As can be perceived from the SEM images in Figure 8f, the PP-PDA-PEI-TEOS-A sample had smooth surface morphology with some impurities, similar to the uncoated PP film (Figure 8a), implying unsuccessful deposition of CaP minerals. Thus, the intensive peak for the PP-PDA-PEI-TEOS-A sample at 1024 cm⁻¹ notable on Figure 6a, is attributed to the Si-OH groups of TEOS and not phosphate-stretching. As explained by Rubio et al. [26] the HCl catalyst in the TEOS solution accelerated the 3D crosslinking of the Si-OH groups through polycondensation reaction, as compared to the slower hydrolysis/polycondensation when TEOS is diluted in EtOH or in combination of EtOH and water. Thus, fewer free silanol groups were available for the reaction with the Ca²⁺ ions in the SBF. Consecutively, the sample had the lowest roughness in comparison to the other modified samples, as seen from both Table 1 and the 2D color-coded height images of AFM measurement (two different magnifications), where the dark pixels designate the low points (valleys) and light pixels the high points (peaks).

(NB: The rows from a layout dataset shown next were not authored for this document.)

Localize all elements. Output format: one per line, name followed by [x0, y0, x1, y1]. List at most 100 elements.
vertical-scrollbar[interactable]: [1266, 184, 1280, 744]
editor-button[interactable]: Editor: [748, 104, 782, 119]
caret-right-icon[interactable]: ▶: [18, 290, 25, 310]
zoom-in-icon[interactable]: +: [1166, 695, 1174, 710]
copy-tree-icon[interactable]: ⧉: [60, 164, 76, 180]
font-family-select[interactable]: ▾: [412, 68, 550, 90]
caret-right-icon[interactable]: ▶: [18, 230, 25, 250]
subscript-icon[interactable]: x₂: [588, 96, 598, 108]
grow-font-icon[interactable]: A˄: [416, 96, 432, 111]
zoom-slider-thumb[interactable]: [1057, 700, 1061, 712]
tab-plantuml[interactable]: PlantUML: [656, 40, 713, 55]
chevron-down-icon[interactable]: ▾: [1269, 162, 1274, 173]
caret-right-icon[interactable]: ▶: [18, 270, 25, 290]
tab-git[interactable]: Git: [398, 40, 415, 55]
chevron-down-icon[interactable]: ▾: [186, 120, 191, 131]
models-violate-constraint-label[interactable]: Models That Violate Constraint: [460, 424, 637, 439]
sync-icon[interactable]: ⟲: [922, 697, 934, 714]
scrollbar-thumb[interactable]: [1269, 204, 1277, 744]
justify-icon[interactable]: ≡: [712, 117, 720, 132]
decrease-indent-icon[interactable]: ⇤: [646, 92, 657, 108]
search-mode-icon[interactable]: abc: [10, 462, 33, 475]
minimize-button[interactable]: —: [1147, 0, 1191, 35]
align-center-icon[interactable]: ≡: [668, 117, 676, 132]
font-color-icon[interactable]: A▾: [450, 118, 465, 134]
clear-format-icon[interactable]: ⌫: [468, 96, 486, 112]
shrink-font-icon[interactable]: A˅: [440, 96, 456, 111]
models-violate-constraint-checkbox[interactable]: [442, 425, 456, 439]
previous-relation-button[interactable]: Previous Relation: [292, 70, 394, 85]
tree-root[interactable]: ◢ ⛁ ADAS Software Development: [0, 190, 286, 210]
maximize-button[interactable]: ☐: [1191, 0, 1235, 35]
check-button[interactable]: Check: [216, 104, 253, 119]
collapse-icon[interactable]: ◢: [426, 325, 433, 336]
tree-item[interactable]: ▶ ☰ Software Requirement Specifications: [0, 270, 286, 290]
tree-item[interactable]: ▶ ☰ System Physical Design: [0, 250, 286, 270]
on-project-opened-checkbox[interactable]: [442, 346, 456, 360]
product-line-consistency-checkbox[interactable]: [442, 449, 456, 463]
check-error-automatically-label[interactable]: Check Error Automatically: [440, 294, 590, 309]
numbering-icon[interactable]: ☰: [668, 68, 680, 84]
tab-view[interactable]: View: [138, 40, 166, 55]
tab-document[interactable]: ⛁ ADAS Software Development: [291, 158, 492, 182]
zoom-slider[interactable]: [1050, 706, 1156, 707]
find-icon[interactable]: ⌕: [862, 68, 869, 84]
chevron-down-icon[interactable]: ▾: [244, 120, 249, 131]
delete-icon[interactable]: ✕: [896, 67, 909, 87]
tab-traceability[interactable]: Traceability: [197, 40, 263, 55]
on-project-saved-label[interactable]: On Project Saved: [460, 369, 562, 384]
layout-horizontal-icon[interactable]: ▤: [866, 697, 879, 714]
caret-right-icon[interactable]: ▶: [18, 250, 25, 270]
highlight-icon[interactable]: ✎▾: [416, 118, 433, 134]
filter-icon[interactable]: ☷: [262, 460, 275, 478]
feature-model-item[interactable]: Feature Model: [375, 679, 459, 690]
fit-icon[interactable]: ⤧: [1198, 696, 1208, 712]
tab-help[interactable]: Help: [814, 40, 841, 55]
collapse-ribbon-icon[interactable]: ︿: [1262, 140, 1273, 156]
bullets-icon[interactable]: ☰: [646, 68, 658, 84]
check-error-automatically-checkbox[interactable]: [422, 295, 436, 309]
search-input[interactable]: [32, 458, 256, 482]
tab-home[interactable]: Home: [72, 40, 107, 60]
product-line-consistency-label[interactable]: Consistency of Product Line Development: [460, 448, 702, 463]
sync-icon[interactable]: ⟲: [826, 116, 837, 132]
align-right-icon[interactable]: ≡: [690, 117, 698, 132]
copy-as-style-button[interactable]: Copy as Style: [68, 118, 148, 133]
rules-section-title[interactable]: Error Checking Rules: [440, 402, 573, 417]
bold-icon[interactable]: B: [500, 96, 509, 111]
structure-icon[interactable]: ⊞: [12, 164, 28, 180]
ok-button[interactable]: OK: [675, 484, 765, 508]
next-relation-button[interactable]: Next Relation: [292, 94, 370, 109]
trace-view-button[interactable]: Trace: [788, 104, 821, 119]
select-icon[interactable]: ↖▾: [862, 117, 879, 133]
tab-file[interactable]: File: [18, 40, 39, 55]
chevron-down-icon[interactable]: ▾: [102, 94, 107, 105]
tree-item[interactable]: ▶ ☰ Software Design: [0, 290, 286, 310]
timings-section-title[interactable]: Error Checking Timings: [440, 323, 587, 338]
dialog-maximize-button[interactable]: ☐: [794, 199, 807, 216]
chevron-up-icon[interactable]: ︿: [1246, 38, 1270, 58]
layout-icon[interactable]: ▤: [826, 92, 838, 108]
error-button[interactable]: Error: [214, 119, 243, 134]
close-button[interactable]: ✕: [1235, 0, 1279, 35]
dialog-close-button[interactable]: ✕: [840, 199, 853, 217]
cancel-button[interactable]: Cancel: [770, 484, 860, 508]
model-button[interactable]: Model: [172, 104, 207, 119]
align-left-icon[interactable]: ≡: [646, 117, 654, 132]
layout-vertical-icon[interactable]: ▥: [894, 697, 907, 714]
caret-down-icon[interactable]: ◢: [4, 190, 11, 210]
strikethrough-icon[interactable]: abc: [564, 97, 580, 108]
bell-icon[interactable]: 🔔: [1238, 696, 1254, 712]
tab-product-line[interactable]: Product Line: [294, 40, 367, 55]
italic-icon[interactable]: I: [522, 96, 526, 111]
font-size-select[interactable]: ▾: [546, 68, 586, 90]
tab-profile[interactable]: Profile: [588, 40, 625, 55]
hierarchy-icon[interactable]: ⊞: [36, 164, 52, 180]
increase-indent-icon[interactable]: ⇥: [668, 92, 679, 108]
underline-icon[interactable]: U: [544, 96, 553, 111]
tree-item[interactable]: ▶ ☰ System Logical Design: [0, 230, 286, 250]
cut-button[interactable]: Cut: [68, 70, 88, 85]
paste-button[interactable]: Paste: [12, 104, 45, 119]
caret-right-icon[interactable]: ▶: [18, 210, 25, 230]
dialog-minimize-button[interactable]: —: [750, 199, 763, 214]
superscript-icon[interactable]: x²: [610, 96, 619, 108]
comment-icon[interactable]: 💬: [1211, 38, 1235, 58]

On the contrary, deposits with a cloudy-like shape were found on both the PP-PDA (Figure 8b) and PP-PDA-PEI-TEOS-W (Figure 8e) surfaces, indicating successful mineralization based on interactions between the abundant catecholamine moieties in the PDA (or silanol groups in TEOS) and available Ca²⁺ ions in the SBF [13,17].

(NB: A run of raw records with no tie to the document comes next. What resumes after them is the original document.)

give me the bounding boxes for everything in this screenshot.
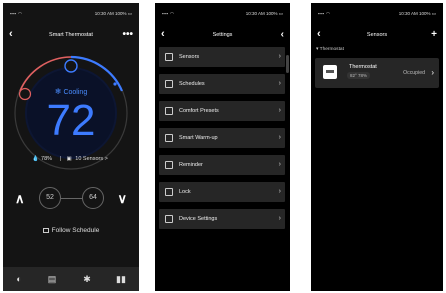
info-row: 💧 78% | ▣ 10 Sensors > xyxy=(32,156,110,162)
sensor-icon xyxy=(165,53,173,61)
reminder-icon xyxy=(165,161,173,169)
settings-item-reminder[interactable]: Reminder › xyxy=(159,155,285,175)
chevron-down-icon[interactable]: ∨ xyxy=(117,189,127,209)
settings-list: Sensors › Schedules › Comfort Presets › … xyxy=(159,47,285,236)
presets-icon xyxy=(165,107,173,115)
home-icon[interactable]: ◐ xyxy=(13,273,25,285)
page-title: Sensors xyxy=(366,32,388,38)
humidity-value: 💧 78% xyxy=(32,156,53,162)
current-marker xyxy=(113,82,117,86)
header: ‹ Settings ‹ xyxy=(155,28,290,41)
sensors-link[interactable]: ▣ 10 Sensors > xyxy=(67,156,110,162)
sensor-card-thermostat[interactable]: Thermostat 82° 78% Occupied › xyxy=(315,58,439,88)
tab-bar: ◐ ▤ ✱ ▮▮ xyxy=(3,267,139,291)
settings-item-schedules[interactable]: Schedules › xyxy=(159,74,285,94)
header: ‹ Sensors + xyxy=(311,28,443,41)
chevron-up-icon[interactable]: ∧ xyxy=(15,189,25,209)
back-icon-right[interactable]: ‹ xyxy=(281,29,284,41)
settings-item-device-settings[interactable]: Device Settings › xyxy=(159,209,285,229)
mode-label: ❄ Cooling xyxy=(54,87,88,96)
chevron-right-icon: › xyxy=(278,188,281,195)
chevron-right-icon: › xyxy=(278,215,281,222)
status-time: 10:30 AM 100% ▭ xyxy=(398,11,436,16)
device-name: Thermostat xyxy=(349,64,377,70)
lock-icon xyxy=(165,188,173,196)
page-title: Settings xyxy=(212,32,233,38)
signal-icon: ▪▪▪ ◠ xyxy=(10,11,23,16)
setpoint-divider xyxy=(61,198,82,199)
chevron-right-icon: › xyxy=(278,107,281,114)
chevron-right-icon: › xyxy=(431,68,434,77)
thermostat-device-icon xyxy=(323,65,337,79)
status-time: 10:30 AM 100% ▭ xyxy=(94,11,132,16)
current-temperature: 72 xyxy=(46,96,96,145)
cool-setpoint[interactable]: 64 xyxy=(82,187,104,209)
heat-setpoint[interactable]: 52 xyxy=(39,187,61,209)
follow-schedule-button[interactable]: Follow Schedule xyxy=(3,227,139,234)
chevron-right-icon: › xyxy=(278,53,281,60)
status-bar: ▪▪▪ ◠ 10:30 AM 100% ▭ xyxy=(318,11,436,17)
page-title: Smart Thermostat xyxy=(49,32,93,38)
calendar-icon xyxy=(42,227,49,233)
scrollbar[interactable] xyxy=(286,55,289,73)
settings-screen: ▪▪▪ ◠ 10:30 AM 100% ▭ ‹ Settings ‹ Senso… xyxy=(155,3,290,291)
settings-item-lock[interactable]: Lock › xyxy=(159,182,285,202)
sensors-screen: ▪▪▪ ◠ 10:30 AM 100% ▭ ‹ Sensors + ▾ Ther… xyxy=(311,3,443,291)
thermostat-screen: ▪▪▪ ◠ 10:30 AM 100% ▭ ‹ Smart Thermostat… xyxy=(3,3,139,291)
settings-item-smart-warm-up[interactable]: Smart Warm-up › xyxy=(159,128,285,148)
section-header: ▾ Thermostat xyxy=(316,47,344,52)
settings-item-sensors[interactable]: Sensors › xyxy=(159,47,285,67)
status-badge: Occupied xyxy=(403,70,425,76)
add-icon[interactable]: + xyxy=(431,29,437,41)
cool-handle[interactable] xyxy=(64,59,78,73)
setpoint-controls: ∧ 52 64 ∨ xyxy=(3,187,139,211)
more-dots-icon[interactable]: ••• xyxy=(122,29,133,41)
thermostat-icon[interactable]: ▤ xyxy=(46,273,58,285)
device-icon xyxy=(165,215,173,223)
status-bar: ▪▪▪ ◠ 10:30 AM 100% ▭ xyxy=(10,11,132,17)
chart-icon[interactable]: ▮▮ xyxy=(115,273,127,285)
chevron-right-icon: › xyxy=(278,80,281,87)
thermometer-icon xyxy=(165,134,173,142)
signal-icon: ▪▪▪ ◠ xyxy=(318,11,331,16)
chevron-right-icon: › xyxy=(278,161,281,168)
schedule-icon xyxy=(165,80,173,88)
signal-icon: ▪▪▪ ◠ xyxy=(162,11,175,16)
device-readings: 82° 78% xyxy=(347,72,371,79)
status-time: 10:30 AM 100% ▭ xyxy=(245,11,283,16)
gear-icon[interactable]: ✱ xyxy=(81,273,93,285)
status-bar: ▪▪▪ ◠ 10:30 AM 100% ▭ xyxy=(162,11,283,17)
snowflake-icon: ❄ xyxy=(54,87,62,96)
header: ‹ Smart Thermostat ••• xyxy=(3,28,139,41)
settings-item-comfort-presets[interactable]: Comfort Presets › xyxy=(159,101,285,121)
chevron-right-icon: › xyxy=(278,134,281,141)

Less equal and more agglomerated deposits on the PP-PDA had an effect on the higher surface roughness with an arithmetic mean height of 135 nm and areal height difference of 376 nm as compared to PP-PDA-PEI-TEOS-W (14.1 and 31.4 nm, respectively). In addition, a lot of relatively large undefined forms were noted on the surface of the PP-PDA-PEI-TEOS (Figure 8d), influencing the surface roughness. Presumably, those formations were attributed to the silica coatings. Szewczyk et al. [34] mentioned that the self-formed hydroxyapatite in vitro ranges typically from 30 to 60 days to cover the mesoporous silica fully. Since the roughness affects the anchoring and attachment property [35], the CaP deposition could eventually start in our case if the immersion of the sample in SBF were to continue.

4. Conclusions

In the presented study, the modification of PP film was realised successfully by TEOS under heterogeneous conditions via PDA/PEI chemistry using a facile dip-coating procedure, as confirmed by the FTIR results. The deposition of dopamine hydrochloride, which oxidised into PDA during self-polymerisation, changed the hydrophobic character of the PP surface into hydrophilic (the WCA decreased from 103° for the pure PP film down to 28° for the PDA-modified film), and, thus, it became more bioactive with a higher possibility for the self-assembly of CaP minerals after exposure in the ion-rich SBF solution, in comparison to the PEI-modified samples. In addition, the PEI in the PDA/PEI-functionalised samples provided more positively charged amine groups for the hydrogen bonding between the PEI and hydrolysed TEOS, enabling the efficient interaction between the PP-modified films and mineral ions (e.g., Ca²⁺), which facilitated the deposition of minerals from the ion-saturated SBF solution. Moreover, the roughness was enhanced as compared to pure PP, which affects the attachment capability and self-assembly of minerals. Thus, the morphological study reveals successful deposition of the formation of CaP with a cloudy-like shape on the PDA/PEI/TEOS-modified surface when the TEOS was diluted in the combination of ethanol and water. Considering that this simple approach is facile and robust enough to allow further specific functionalisation for adjusting surface properties, these findings may lead to the development of new efficient strategies for surface functionalisation of inert PPs that are of great potential to the biomedical field.